La intolerancia, el fanatismo y nacionalismos ramplones, sabotean la capacidad de ampliación de la democracia, facilitada por los hallazgos comunicacionales y digitales.
No se entiende que la democracia no adoctrina sino que educa. Que no prohíbe sino que convence. Promueve el debate libre para que prevalezcan las ideas más pertinentes y persuasivas.
No reprime sino que estimula la participación popular genuina. Mantiene los equilibrios de poderes y opiniones diversas. Respeta la diversidad, derrota sin violencia la demagogia populista, los caudillismos mesiánicos y la virulencia como discurso dominante. La patanería política y el mal gusto.
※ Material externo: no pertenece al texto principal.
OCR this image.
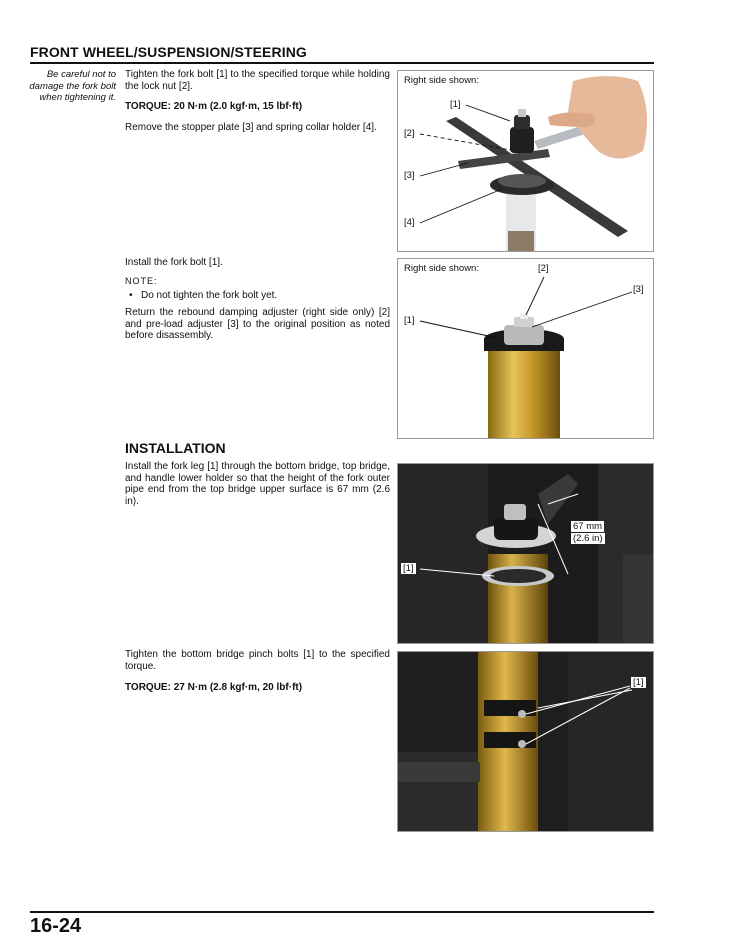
FRONT WHEEL/SUSPENSION/STEERING
Be careful not to damage the fork bolt when tightening it.
Tighten the fork bolt [1] to the specified torque while holding the lock nut [2].
TORQUE: 20 N·m (2.0 kgf·m, 15 lbf·ft)
Remove the stopper plate [3] and spring collar holder [4].
Right side shown:
[1]
[2]
[3]
[4]
Install the fork bolt [1].
NOTE:
• Do not tighten the fork bolt yet.
Return the rebound damping adjuster (right side only) [2] and pre-load adjuster [3] to the original position as noted before disassembly.
Right side shown:
[1]
[2]
[3]
INSTALLATION
Install the fork leg [1] through the bottom bridge, top bridge, and handle lower holder so that the height of the fork outer pipe end from the top bridge upper surface is 67 mm (2.6 in).
67 mm
(2.6 in)
[1]
Tighten the bottom bridge pinch bolts [1] to the specified torque.
TORQUE: 27 N·m (2.8 kgf·m, 20 lbf·ft)	[1]
16-24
Porque la política tiene un compromiso ético pero también estético. Hay que ser decente y parecerlo. Hay que exigir respeto y ofrecerlo. Todas esas son claves de la convivencia social sin traumas.
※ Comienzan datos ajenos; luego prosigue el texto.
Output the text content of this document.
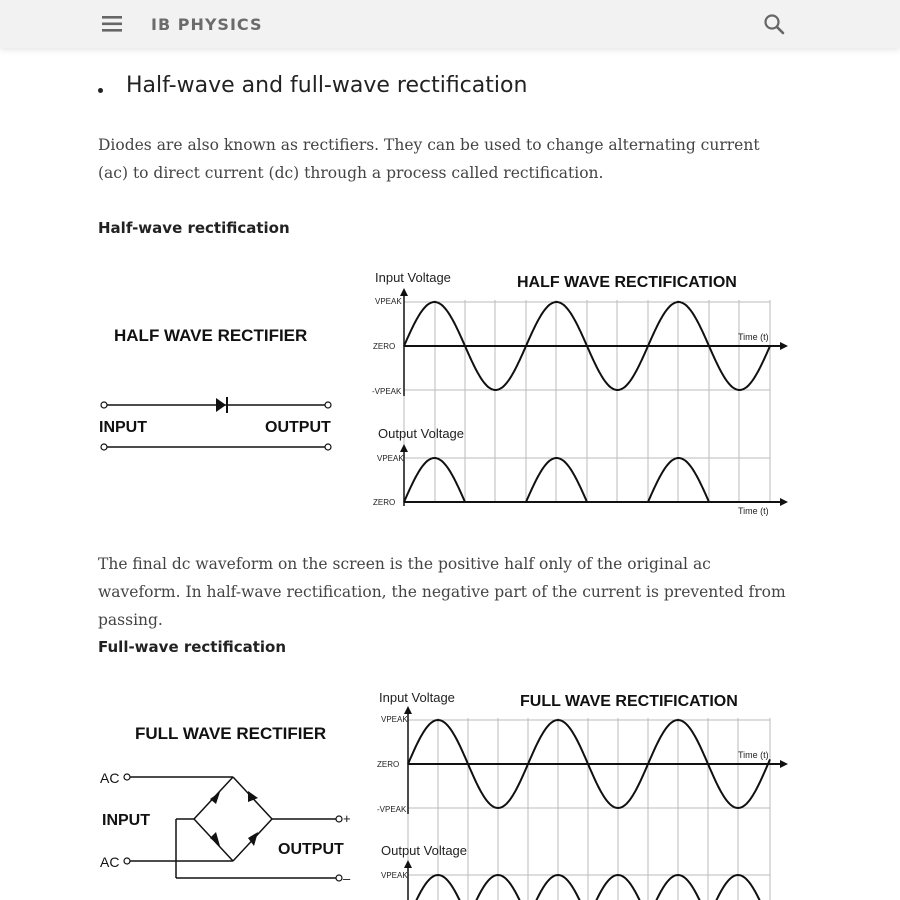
IB PHYSICS
Half-wave and full-wave rectification
Diodes are also known as rectifiers. They can be used to change alternating current (ac) to direct current (dc) through a process called rectification.
Half-wave rectification
The final dc waveform on the screen is the positive half only of the original ac waveform. In half-wave rectification, the negative part of the current is prevented from passing.
Full-wave rectification
HALF WAVE RECTIFIER
INPUT	OUTPUT
Input Voltage	HALF WAVE RECTIFICATION
VPEAK
ZERO
-VPEAK
Time (t)
Output Voltage
VPEAK
ZERO
Time (t)
FULL WAVE RECTIFIER
AC
AC
INPUT
OUTPUT
+
–
Input Voltage	FULL WAVE RECTIFICATION
VPEAK
ZERO
-VPEAK
Time (t)
Output Voltage
VPEAK
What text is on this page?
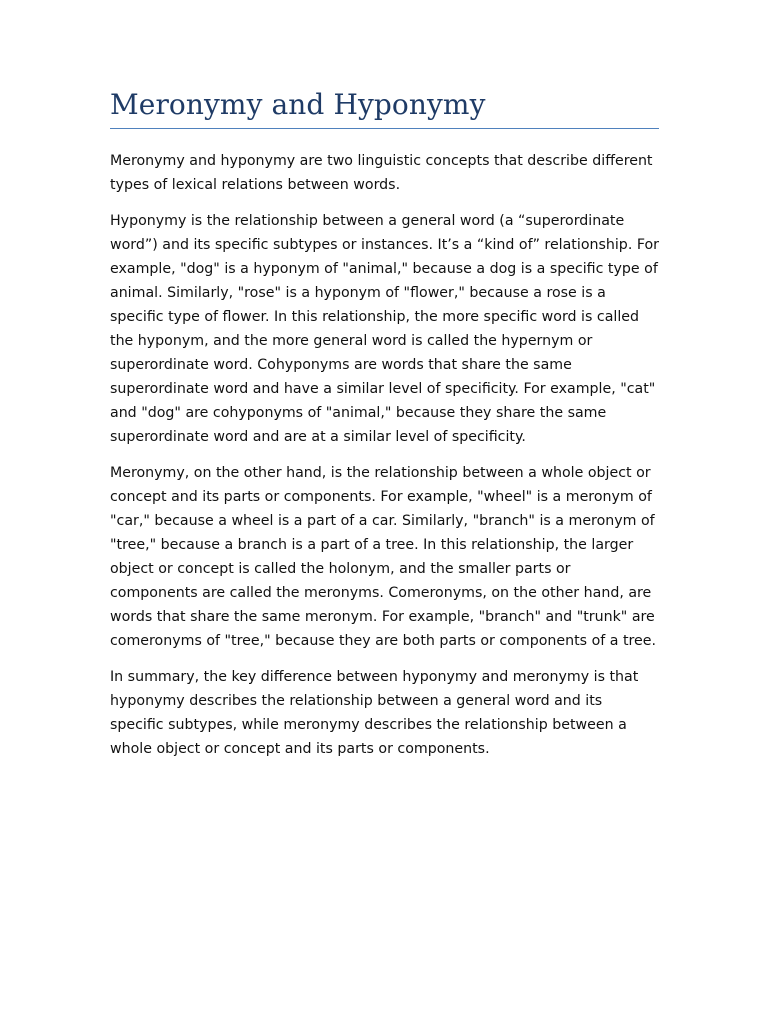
Meronymy and Hyponymy

Meronymy and hyponymy are two linguistic concepts that describe different types of lexical relations between words.

Hyponymy is the relationship between a general word (a “superordinate word”) and its specific subtypes or instances. It’s a “kind of” relationship. For example, "dog" is a hyponym of "animal," because a dog is a specific type of animal. Similarly, "rose" is a hyponym of "flower," because a rose is a specific type of flower. In this relationship, the more specific word is called the hyponym, and the more general word is called the hypernym or superordinate word. Cohyponyms are words that share the same superordinate word and have a similar level of specificity. For example, "cat" and "dog" are cohyponyms of "animal," because they share the same superordinate word and are at a similar level of specificity.

Meronymy, on the other hand, is the relationship between a whole object or concept and its parts or components. For example, "wheel" is a meronym of "car," because a wheel is a part of a car. Similarly, "branch" is a meronym of "tree," because a branch is a part of a tree. In this relationship, the larger object or concept is called the holonym, and the smaller parts or components are called the meronyms. Comeronyms, on the other hand, are words that share the same meronym. For example, "branch" and "trunk" are comeronyms of "tree," because they are both parts or components of a tree.

In summary, the key difference between hyponymy and meronymy is that hyponymy describes the relationship between a general word and its specific subtypes, while meronymy describes the relationship between a whole object or concept and its parts or components.
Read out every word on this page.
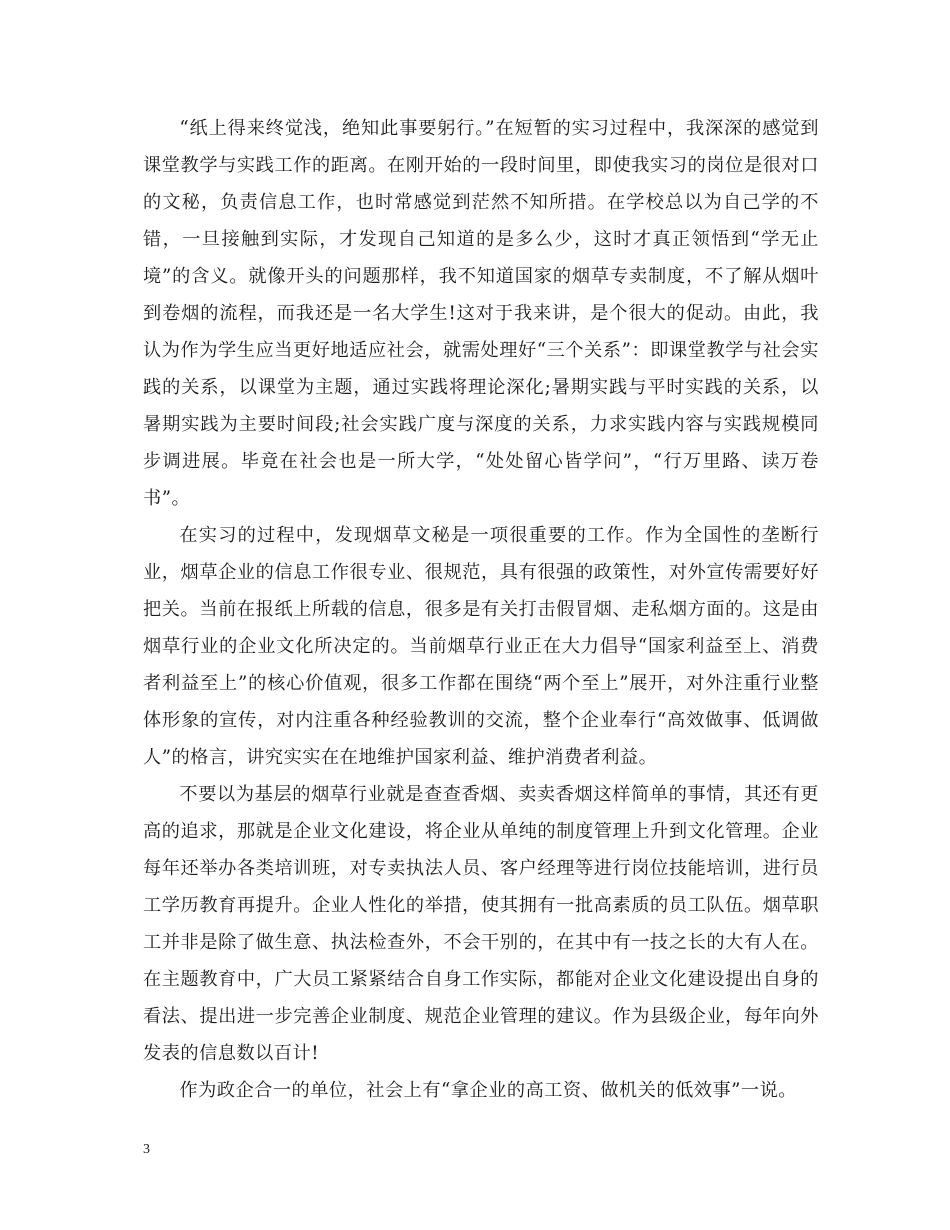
“纸上得来终觉浅，绝知此事要躬行。”在短暂的实习过程中，我深深的感觉到课堂教学与实践工作的距离。在刚开始的一段时间里，即使我实习的岗位是很对口的文秘，负责信息工作，也时常感觉到茫然不知所措。在学校总以为自己学的不错，一旦接触到实际，才发现自己知道的是多么少，这时才真正领悟到“学无止境”的含义。就像开头的问题那样，我不知道国家的烟草专卖制度，不了解从烟叶到卷烟的流程，而我还是一名大学生!这对于我来讲，是个很大的促动。由此，我认为作为学生应当更好地适应社会，就需处理好“三个关系”：即课堂教学与社会实践的关系，以课堂为主题，通过实践将理论深化;暑期实践与平时实践的关系，以暑期实践为主要时间段;社会实践广度与深度的关系，力求实践内容与实践规模同步调进展。毕竟在社会也是一所大学，“处处留心皆学问”，“行万里路、读万卷书”。

在实习的过程中，发现烟草文秘是一项很重要的工作。作为全国性的垄断行业，烟草企业的信息工作很专业、很规范，具有很强的政策性，对外宣传需要好好把关。当前在报纸上所载的信息，很多是有关打击假冒烟、走私烟方面的。这是由烟草行业的企业文化所决定的。当前烟草行业正在大力倡导“国家利益至上、消费者利益至上”的核心价值观，很多工作都在围绕“两个至上”展开，对外注重行业整体形象的宣传，对内注重各种经验教训的交流，整个企业奉行“高效做事、低调做人”的格言，讲究实实在在地维护国家利益、维护消费者利益。

不要以为基层的烟草行业就是查查香烟、卖卖香烟这样简单的事情，其还有更高的追求，那就是企业文化建设，将企业从单纯的制度管理上升到文化管理。企业每年还举办各类培训班，对专卖执法人员、客户经理等进行岗位技能培训，进行员工学历教育再提升。企业人性化的举措，使其拥有一批高素质的员工队伍。烟草职工并非是除了做生意、执法检查外，不会干别的，在其中有一技之长的大有人在。在主题教育中，广大员工紧紧结合自身工作实际，都能对企业文化建设提出自身的看法、提出进一步完善企业制度、规范企业管理的建议。作为县级企业，每年向外发表的信息数以百计!

作为政企合一的单位，社会上有“拿企业的高工资、做机关的低效事”一说。

3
En estos días hemos asistido a dos exageraciones que nos inquietan, por peligrosas y pueriles. Una viene de los izquierdistas que reclaman la prohibición de un clásico cinematográfico, “Lo que el viento se llevó”, por racista.
Con esos criterios primitivos habría que prohibir obras de Cervantes, Quevedo, Vargas Llosa, Shakespeare, García Márquez, Borges, Camus, Whitman y otros, por reclamos de género o étnicos. Entonces: ¿qué sería de la gran literatura?
La otra viene de la derecha que censura el desnudo del David de Miguel Ángel por “obsceno” para la vista infantil, mientras no se alarman por la libre venta de armas de guerra que, muchas veces, terminan en grotescos asesinatos masivos de escolares.
Y lo más triste es que el debate real sobre tales materias, consistente y reposado, se ha hecho cada vez más imposible en el escenario de escándalos mediáticos y virtuales.